Small-fleet trucking companies have been in the grips of a freight recession for most of 2019, and the stranglehold will likely continue – potentially to the advantage of larger carriers, according to the American Trucking Associations (ATA).
Speaking on the state of the trucking industry at the association’s annual economic summit on Sept. 23 in Washington, D.C., ATA Chief Economist and Senior Vice President Bob Costello pointed out that it was the smaller carriers that bore the brunt of a nearly 50% contraction in spot market volume so far in 2019, a year in which many of them had been expecting to see the benefits of new driver hires enticed by guaranteed minimum weekly pay.
Instead, “if you’re in that space, you’ve got to be under a ton of pressure right now – I don’t know how many of them are even surviving,” Costello said. “If you take into account wages that they’ve increased, insurance costs, and what’s happened to volumes, this is where we’ve seen a shakeout in the industry, and I think we’re going to continue to see that.”

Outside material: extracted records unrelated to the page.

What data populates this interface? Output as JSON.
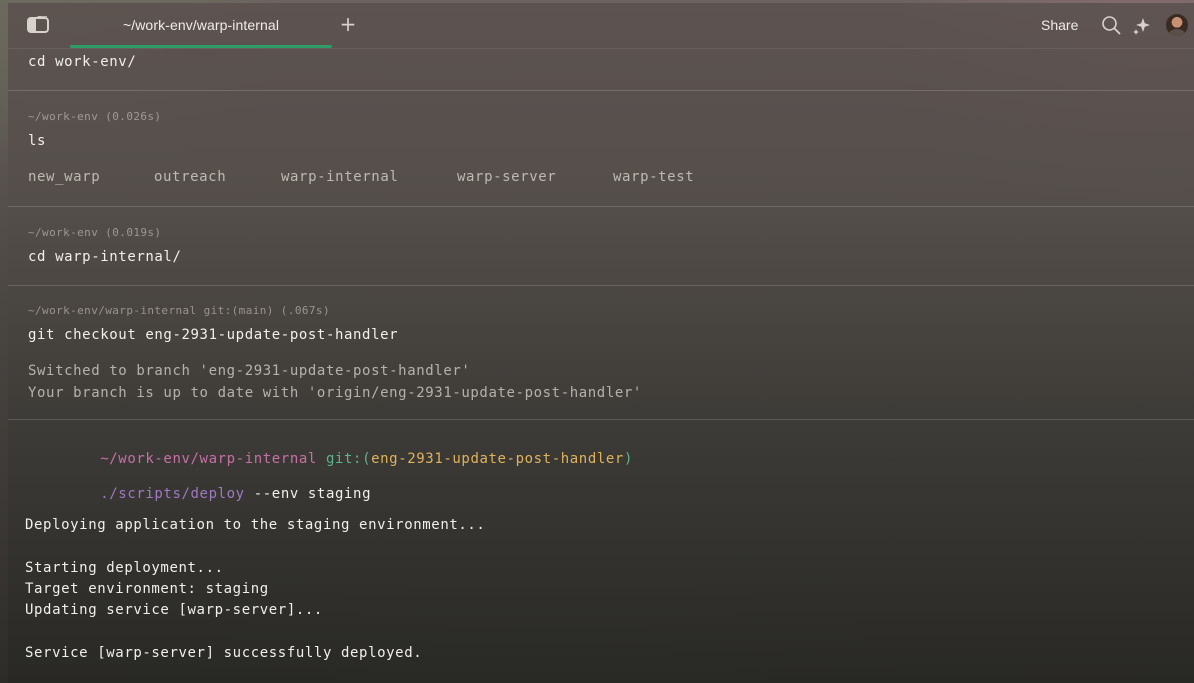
{
  "titlebar": {
    "tab_label": "~/work-env/warp-internal",
    "new_tab": "+",
    "share": "Share"
  },
  "blocks": [
    {
      "command": "cd work-env/"
    },
    {
      "prompt": "~/work-env (0.026s)",
      "command": "ls",
      "ls_items": [
        "new_warp",
        "outreach",
        "warp-internal",
        "warp-server",
        "warp-test"
      ]
    },
    {
      "prompt": "~/work-env (0.019s)",
      "command": "cd warp-internal/"
    },
    {
      "prompt": "~/work-env/warp-internal git:(main) (.067s)",
      "command": "git checkout eng-2931-update-post-handler",
      "output": [
        "Switched to branch 'eng-2931-update-post-handler'",
        "Your branch is up to date with 'origin/eng-2931-update-post-handler'"
      ]
    }
  ],
  "active": {
    "prompt_path": "~/work-env/warp-internal",
    "prompt_git": " git:(",
    "prompt_branch": "eng-2931-update-post-handler",
    "prompt_close": ")",
    "cmd_script": "./scripts/deploy",
    "cmd_args": " --env staging",
    "output": [
      "Deploying application to the staging environment...",
      "Starting deployment...",
      "Target environment: staging",
      "Updating service [warp-server]...",
      "Service [warp-server] successfully deployed."
    ]
  },
  "colors": {
    "tab_indicator": "#2e9d68",
    "prompt_path": "#c86fa6",
    "prompt_git": "#5fb38c",
    "prompt_branch": "#e0b35a",
    "script": "#9f79c2"
  }
}
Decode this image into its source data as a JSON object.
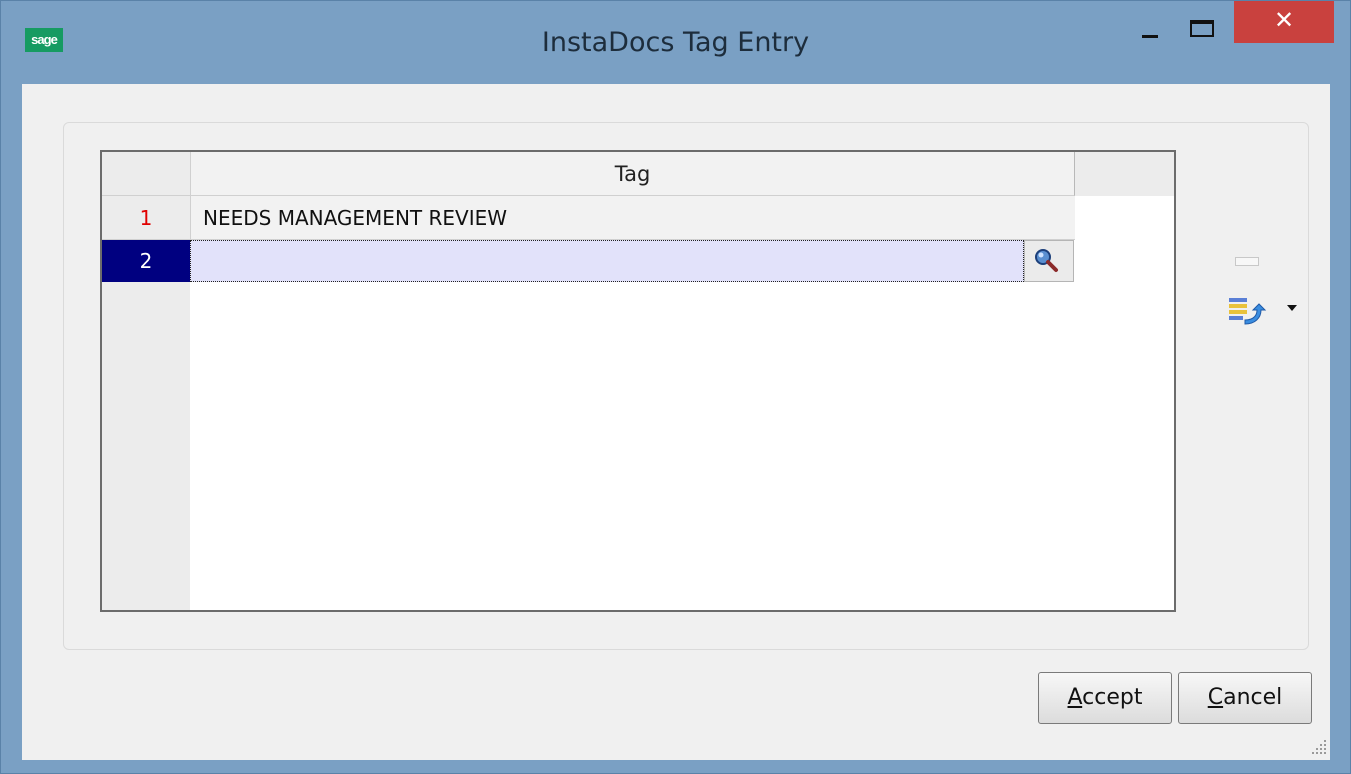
{
  "window": {
    "title": "InstaDocs Tag Entry",
    "app_icon_text": "sage",
    "close_glyph": "✕"
  },
  "grid": {
    "column_header": "Tag",
    "rows": [
      {
        "number": "1",
        "tag": "NEEDS MANAGEMENT REVIEW"
      },
      {
        "number": "2",
        "tag": ""
      }
    ]
  },
  "buttons": {
    "accept_label": "Accept",
    "accept_accel": "A",
    "accept_rest": "ccept",
    "cancel_label": "Cancel",
    "cancel_accel": "C",
    "cancel_rest": "ancel"
  },
  "icons": {
    "lookup": "magnifier-key-icon",
    "side1": "blank-button-icon",
    "side2": "list-swap-icon",
    "dropdown": "caret-down-icon"
  },
  "colors": {
    "titlebar": "#7aa0c4",
    "close": "#c9413e",
    "selected_row": "#000080",
    "row_number_active": "#e00000",
    "edit_cell": "#e2e2fa"
  }
}
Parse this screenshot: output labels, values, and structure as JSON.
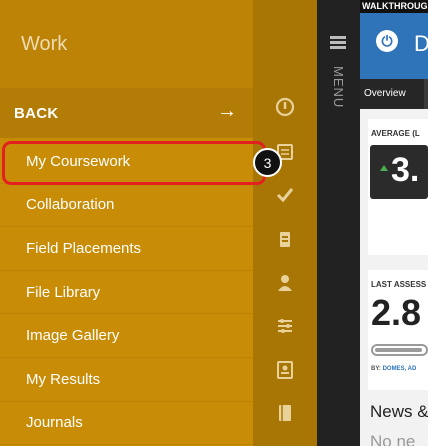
{
  "nav": {
    "title": "Work",
    "back_label": "BACK",
    "back_arrow": "→",
    "items": [
      {
        "label": "My Coursework"
      },
      {
        "label": "Collaboration"
      },
      {
        "label": "Field Placements"
      },
      {
        "label": "File Library"
      },
      {
        "label": "Image Gallery"
      },
      {
        "label": "My Results"
      },
      {
        "label": "Journals"
      }
    ]
  },
  "callout": {
    "step": "3"
  },
  "icon_strip": [
    "dashboard-icon",
    "coursework-icon",
    "checkmark-icon",
    "field-placements-icon",
    "people-icon",
    "settings-icon",
    "results-icon",
    "journals-icon"
  ],
  "menu": {
    "label": "MENU"
  },
  "app": {
    "walkthrough_label": "WALKTHROUG",
    "header_letter": "D",
    "tab_overview": "Overview",
    "card1_label": "AVERAGE (L",
    "card1_value": "3.",
    "card2_label": "LAST ASSESS",
    "card2_value": "2.8",
    "card2_progress": 0.95,
    "by_prefix": "BY:",
    "by_names": "DOMES, AD",
    "news_label": "News &",
    "no_label": "No ne"
  },
  "colors": {
    "nav_bg": "#c98c06",
    "back_bg": "#b37c06",
    "icon_strip_bg": "#a87605",
    "app_bar_bg": "#2f74b8",
    "highlight_border": "#e22020"
  }
}
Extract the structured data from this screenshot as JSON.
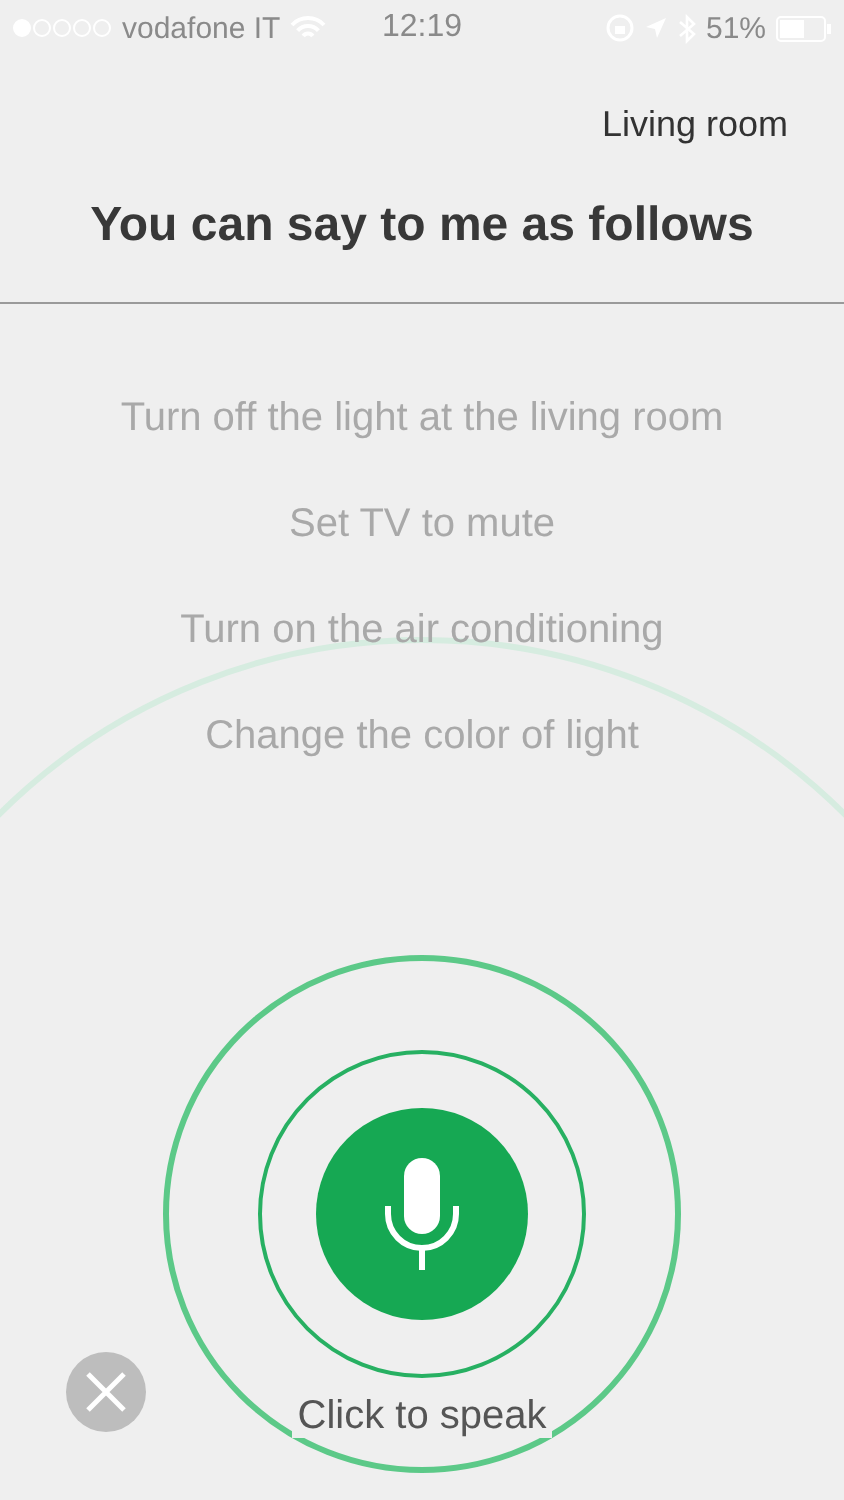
{
  "status_bar": {
    "carrier": "vodafone IT",
    "time": "12:19",
    "battery": "51%"
  },
  "room": {
    "label": "Living room"
  },
  "title": "You can say to me as follows",
  "suggestions": [
    "Turn off the light at the living room",
    "Set TV to mute",
    "Turn on the air conditioning",
    "Change the color of light"
  ],
  "voice": {
    "caption": "Click to speak"
  }
}
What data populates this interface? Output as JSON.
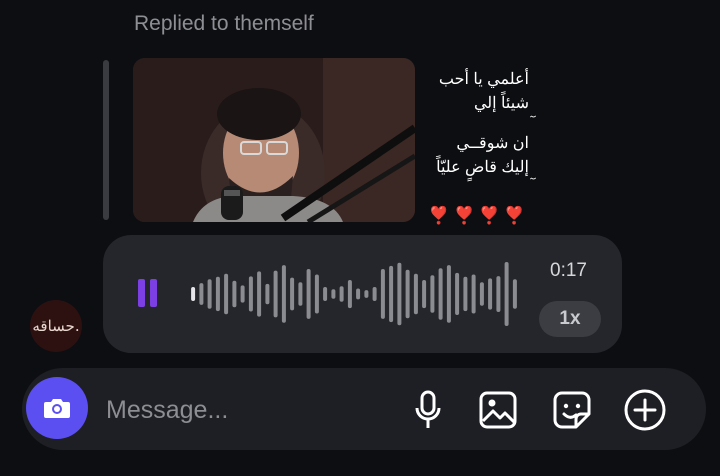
{
  "thread": {
    "replied_label": "Replied to themself"
  },
  "quoted_message": {
    "lines": [
      "أعلمي يا أحب",
      "شيئاً إلي",
      "ٓ",
      "ان شوقــي",
      "إليك قاضٍ عليّاً",
      "ٓ"
    ],
    "hearts": "❣️❣️❣️❣️",
    "thumbnail_icon": "video-thumbnail-image"
  },
  "voice_message": {
    "duration": "0:17",
    "speed": "1x",
    "state_icon": "pause-icon",
    "accent_color": "#7b3fe4",
    "waveform_levels": [
      0.18,
      0.28,
      0.38,
      0.44,
      0.52,
      0.34,
      0.22,
      0.45,
      0.58,
      0.26,
      0.6,
      0.74,
      0.42,
      0.3,
      0.64,
      0.5,
      0.18,
      0.12,
      0.2,
      0.36,
      0.14,
      0.1,
      0.18,
      0.64,
      0.72,
      0.8,
      0.62,
      0.52,
      0.36,
      0.48,
      0.66,
      0.74,
      0.54,
      0.44,
      0.5,
      0.3,
      0.4,
      0.46,
      0.82,
      0.38
    ]
  },
  "sender": {
    "avatar_text": "حساقه."
  },
  "composer": {
    "placeholder": "Message...",
    "camera_icon": "camera-icon",
    "mic_icon": "microphone-icon",
    "gallery_icon": "image-icon",
    "sticker_icon": "sticker-icon",
    "add_icon": "plus-circle-icon",
    "camera_color": "#5b4ff1"
  }
}
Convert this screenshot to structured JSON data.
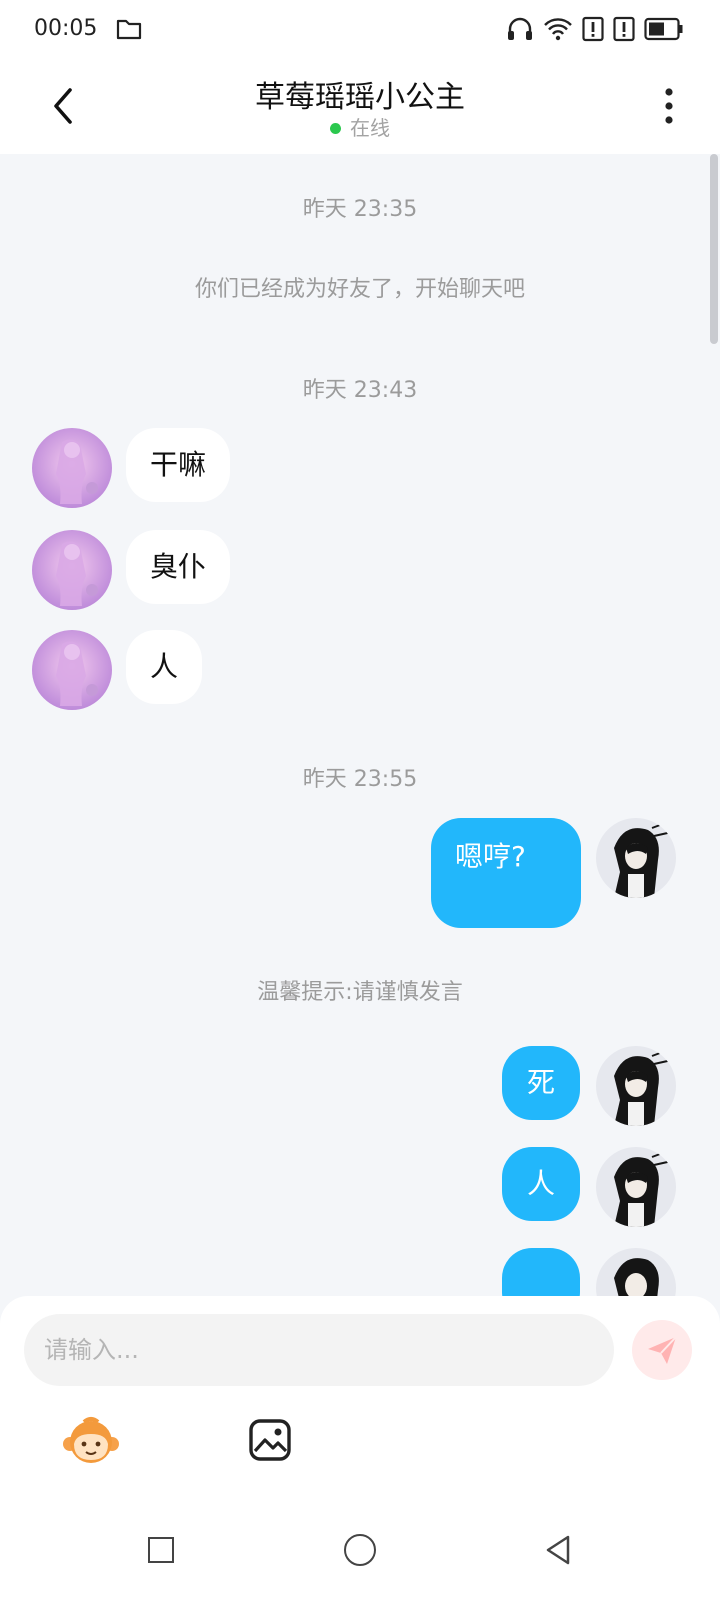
{
  "statusbar": {
    "time": "00:05",
    "icons": [
      "folder-icon",
      "headphones-icon",
      "wifi-icon",
      "alert-icon",
      "alert-icon",
      "battery-icon"
    ]
  },
  "header": {
    "title": "草莓瑶瑶小公主",
    "status": "在线",
    "status_color": "#2bc84e"
  },
  "chat": {
    "sections": [
      {
        "time": "昨天 23:35"
      },
      {
        "system": "你们已经成为好友了，开始聊天吧"
      },
      {
        "time": "昨天 23:43"
      },
      {
        "time": "昨天 23:55"
      },
      {
        "system": "温馨提示:请谨慎发言"
      }
    ],
    "incoming": [
      "干嘛",
      "臭仆",
      "人"
    ],
    "outgoing": [
      "嗯哼?",
      "死",
      "人"
    ]
  },
  "composer": {
    "placeholder": "请输入...",
    "accent": "#22b7fb"
  }
}
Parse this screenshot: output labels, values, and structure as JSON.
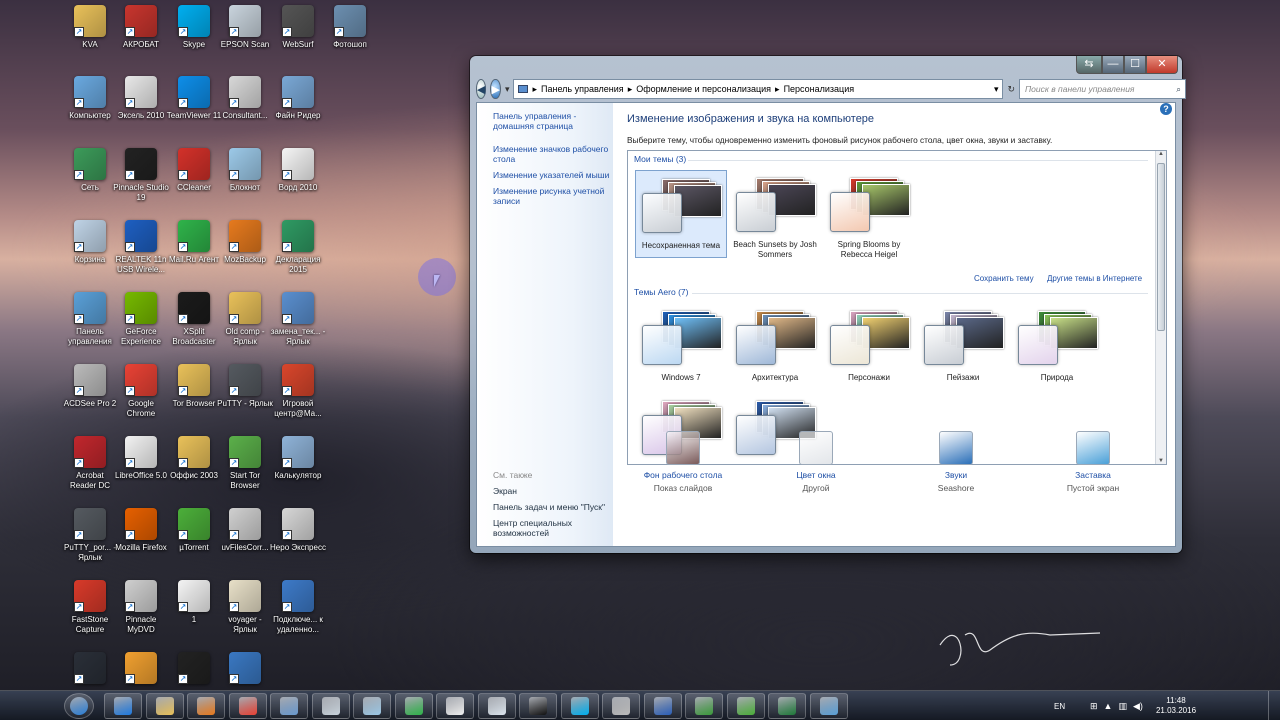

Even with the overall economy doing reasonably well, a lot of the smaller fleet will be under even more pressure due to stagnant volume and low spot market rates, he said, which could lead to more bankruptcies. For representatives of carriers attending ATA’s conference – larger fleets that generate annual revenue of at least $30 million – the shakeout will lead to a more favorable supply demand scenario.
“It’s going to be positive for all of you,” Costello told the audience. “When we get to the back end of this, it’s going to be as good as 2018, maybe even better.”
The spread between spot and contract volume in 2019 is stark. While the 1% growth in for-hire truckload contract volume so far in 2019 is significantly below the roughly 3% growth in 2017 and 2018, it was nothing like the 50% drop in spot market loads. “That 1% was on a good level of freight, which I would argue is still solid, considering what’s going on” in the economy, Costello said. ATA is forecasting truckload contract volume to average out to 1% growth in 2019.
On the less-than-truckload (LTL) side, the -4.5% tonnage growth forecast for 2019 compares with 1.4% in 2017 and 3.5% in 2018, according to ATA.
“I think there’s already signs of a bottoming here, if we can get the factory sector growing again,” Costello said, given that manufactured goods (as opposed to consumer goods) makes up a higher percentage of the LTL business than in the truckload sector.
In terms of trucking capacity, tractors owned by truckload carriers and independent contractors are up 1.8% year-over-year in 2019 (January to June), compared with 2.4% in the LTL sector.
“Coming out of 2014, a lot of big fleets were getting rid of trucks and reducing fleet size, while small fleets were increasing theirs,” Costello said. “But small fleets are stagnant right now, and large fleets are adding equipment.”
Uncertainties generated by an escalation of tariffs and retaliatory tariffs between the U.S. and China, as well as a yet unresolved trade agreement with the Canada and Mexico, is leaving trucking companies of all sizes guessing about a potential recession.
However, “none of us are predicting a recession in the near term,” Costello said. “Eventually it’s coming – you can’t avoid it. If the Federal Reserve had not cut interest rates, you may have heard recession discussed as being closer than further away. But if we get this trade stuff figured out, I think you’ll see an acceleration of growth.”
He added that as an economy, the U.S. is moving from 2.8-2.9% annualized growth to growth that’s closer to 2%. “Most places around the world would be thrilled with that.”